As I refer to external URLs e.g. web or twitter, over time, some of these URLs will become obsolete because the source URL might change or cease to exist.
Is there a way to create an archival copy of the source page so that the logseq representation isn’t broken someday in the future?
You can save the link to the snapshot or just the original link, because it breaks you will be able to find snapshots of the original link by simply visiting the page above.
In general when you have broken links check the Wayback Machine because often the snaptshots are already there, taken automatically or by other people
Both these tools are excellent suggestions and seem to have built-in support for the Wayback Machine. Will definitely be looking at them closer as I found a second reference in my Logseq notes go bad because the original source website changed.
Not the best solution but, when the linked content is critical, I do a Print to PDF and attach the PDF to the content I am linking from. Since there’s great PDF viewer and annotator built-in, this is sufficient most of the time. But I understand this doesn’t scale unless automated as well.

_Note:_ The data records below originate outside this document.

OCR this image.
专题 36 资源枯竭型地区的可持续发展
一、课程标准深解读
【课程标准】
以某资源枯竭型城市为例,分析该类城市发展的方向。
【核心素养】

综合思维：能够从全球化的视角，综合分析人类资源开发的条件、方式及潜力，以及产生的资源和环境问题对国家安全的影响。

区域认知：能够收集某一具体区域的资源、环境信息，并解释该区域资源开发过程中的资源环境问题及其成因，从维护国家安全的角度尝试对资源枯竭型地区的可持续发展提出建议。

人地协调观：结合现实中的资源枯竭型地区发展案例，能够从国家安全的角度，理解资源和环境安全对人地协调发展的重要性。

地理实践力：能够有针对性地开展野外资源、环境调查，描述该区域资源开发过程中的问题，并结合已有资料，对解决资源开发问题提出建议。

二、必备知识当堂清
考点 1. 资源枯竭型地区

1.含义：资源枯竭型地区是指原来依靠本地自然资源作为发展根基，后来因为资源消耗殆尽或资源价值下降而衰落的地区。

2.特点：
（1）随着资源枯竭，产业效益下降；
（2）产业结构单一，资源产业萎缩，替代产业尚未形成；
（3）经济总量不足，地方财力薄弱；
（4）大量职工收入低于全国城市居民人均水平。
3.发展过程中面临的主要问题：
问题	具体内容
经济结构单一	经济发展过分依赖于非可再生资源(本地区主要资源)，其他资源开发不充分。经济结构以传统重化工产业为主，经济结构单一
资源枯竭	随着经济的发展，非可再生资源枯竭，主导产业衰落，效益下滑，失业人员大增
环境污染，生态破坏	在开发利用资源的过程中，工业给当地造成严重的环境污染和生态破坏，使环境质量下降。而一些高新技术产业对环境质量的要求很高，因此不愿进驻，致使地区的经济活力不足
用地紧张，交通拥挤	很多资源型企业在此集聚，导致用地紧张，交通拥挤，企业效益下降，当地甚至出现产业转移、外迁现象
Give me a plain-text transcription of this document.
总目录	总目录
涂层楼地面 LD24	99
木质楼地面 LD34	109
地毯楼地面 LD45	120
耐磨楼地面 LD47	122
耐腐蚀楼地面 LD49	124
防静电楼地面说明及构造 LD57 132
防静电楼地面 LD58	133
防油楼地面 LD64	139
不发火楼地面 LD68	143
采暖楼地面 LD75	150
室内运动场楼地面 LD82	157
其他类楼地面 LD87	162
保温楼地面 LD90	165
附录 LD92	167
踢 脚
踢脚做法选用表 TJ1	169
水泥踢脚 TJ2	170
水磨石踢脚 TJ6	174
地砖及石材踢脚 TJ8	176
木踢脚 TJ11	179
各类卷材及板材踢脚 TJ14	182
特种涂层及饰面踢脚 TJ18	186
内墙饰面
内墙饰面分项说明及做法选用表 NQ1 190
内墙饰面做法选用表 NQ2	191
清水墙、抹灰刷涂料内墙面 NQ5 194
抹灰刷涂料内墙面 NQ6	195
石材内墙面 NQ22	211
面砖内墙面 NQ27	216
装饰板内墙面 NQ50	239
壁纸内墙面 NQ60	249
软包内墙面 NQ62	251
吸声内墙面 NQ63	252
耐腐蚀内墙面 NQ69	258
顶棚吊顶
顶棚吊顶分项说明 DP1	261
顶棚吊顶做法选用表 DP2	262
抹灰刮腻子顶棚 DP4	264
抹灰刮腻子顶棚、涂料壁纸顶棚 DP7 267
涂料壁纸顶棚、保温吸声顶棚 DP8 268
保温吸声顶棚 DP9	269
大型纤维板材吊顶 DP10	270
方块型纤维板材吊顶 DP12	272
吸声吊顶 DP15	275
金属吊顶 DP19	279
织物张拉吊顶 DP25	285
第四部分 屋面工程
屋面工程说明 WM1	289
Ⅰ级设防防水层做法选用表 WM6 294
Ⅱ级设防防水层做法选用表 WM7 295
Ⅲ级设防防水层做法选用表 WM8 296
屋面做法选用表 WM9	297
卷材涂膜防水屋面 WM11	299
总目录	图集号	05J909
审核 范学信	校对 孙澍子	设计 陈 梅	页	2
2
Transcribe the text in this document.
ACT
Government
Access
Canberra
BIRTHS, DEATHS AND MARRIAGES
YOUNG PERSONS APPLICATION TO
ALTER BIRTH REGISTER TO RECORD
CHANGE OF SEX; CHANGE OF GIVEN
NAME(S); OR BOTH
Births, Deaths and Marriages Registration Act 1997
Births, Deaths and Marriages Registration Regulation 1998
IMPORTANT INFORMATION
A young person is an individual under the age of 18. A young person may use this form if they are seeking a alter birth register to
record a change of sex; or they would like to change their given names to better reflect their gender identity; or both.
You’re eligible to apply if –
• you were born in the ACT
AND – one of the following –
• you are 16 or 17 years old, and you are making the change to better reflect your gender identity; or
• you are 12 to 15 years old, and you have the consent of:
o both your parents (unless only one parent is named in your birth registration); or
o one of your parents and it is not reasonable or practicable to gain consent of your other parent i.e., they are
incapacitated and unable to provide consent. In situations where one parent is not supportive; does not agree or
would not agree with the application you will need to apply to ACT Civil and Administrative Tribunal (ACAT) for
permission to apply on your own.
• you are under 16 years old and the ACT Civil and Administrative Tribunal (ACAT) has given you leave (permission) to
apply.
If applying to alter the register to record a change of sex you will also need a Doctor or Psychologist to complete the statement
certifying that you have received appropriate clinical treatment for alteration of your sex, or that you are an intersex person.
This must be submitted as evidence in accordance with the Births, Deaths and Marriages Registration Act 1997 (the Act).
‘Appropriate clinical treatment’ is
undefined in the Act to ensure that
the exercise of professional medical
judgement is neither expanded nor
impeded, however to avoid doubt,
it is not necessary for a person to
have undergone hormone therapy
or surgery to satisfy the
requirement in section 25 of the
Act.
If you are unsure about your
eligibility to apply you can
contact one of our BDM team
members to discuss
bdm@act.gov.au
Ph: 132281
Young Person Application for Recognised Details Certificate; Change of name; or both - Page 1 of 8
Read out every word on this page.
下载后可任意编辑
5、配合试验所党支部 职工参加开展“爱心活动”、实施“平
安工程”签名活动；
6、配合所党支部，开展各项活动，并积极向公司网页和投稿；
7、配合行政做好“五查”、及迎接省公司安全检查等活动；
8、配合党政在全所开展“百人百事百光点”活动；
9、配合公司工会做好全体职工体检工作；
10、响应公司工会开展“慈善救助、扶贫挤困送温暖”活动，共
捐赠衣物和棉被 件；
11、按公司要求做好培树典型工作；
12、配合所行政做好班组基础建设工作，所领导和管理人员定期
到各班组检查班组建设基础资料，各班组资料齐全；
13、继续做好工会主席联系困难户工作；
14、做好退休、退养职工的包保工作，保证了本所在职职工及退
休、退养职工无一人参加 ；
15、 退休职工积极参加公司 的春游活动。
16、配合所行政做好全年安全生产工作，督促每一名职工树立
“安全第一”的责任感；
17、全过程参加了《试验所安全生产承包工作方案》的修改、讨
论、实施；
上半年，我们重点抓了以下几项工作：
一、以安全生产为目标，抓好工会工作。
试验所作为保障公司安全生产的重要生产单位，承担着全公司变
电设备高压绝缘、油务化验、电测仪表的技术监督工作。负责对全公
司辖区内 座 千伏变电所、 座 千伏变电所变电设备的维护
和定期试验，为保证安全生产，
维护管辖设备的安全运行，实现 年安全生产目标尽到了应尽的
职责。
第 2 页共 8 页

If you’re on MacOS, There’s also Brett Terpstra’s impressive (and free—he accepts donations and sponsorship) Gather command-line tool. It takes a web page and intelligently parses it into markdown. Various arguments for customizing the output are built in.
I use it in an Alfred workflow triggered by a text snippet, so I just type ..pmd and the text content from my frontmost browser tab is pasted in markdown format wherever I happen to be typing.
Happy to share how I set up the Alfred workflow if there’s interest!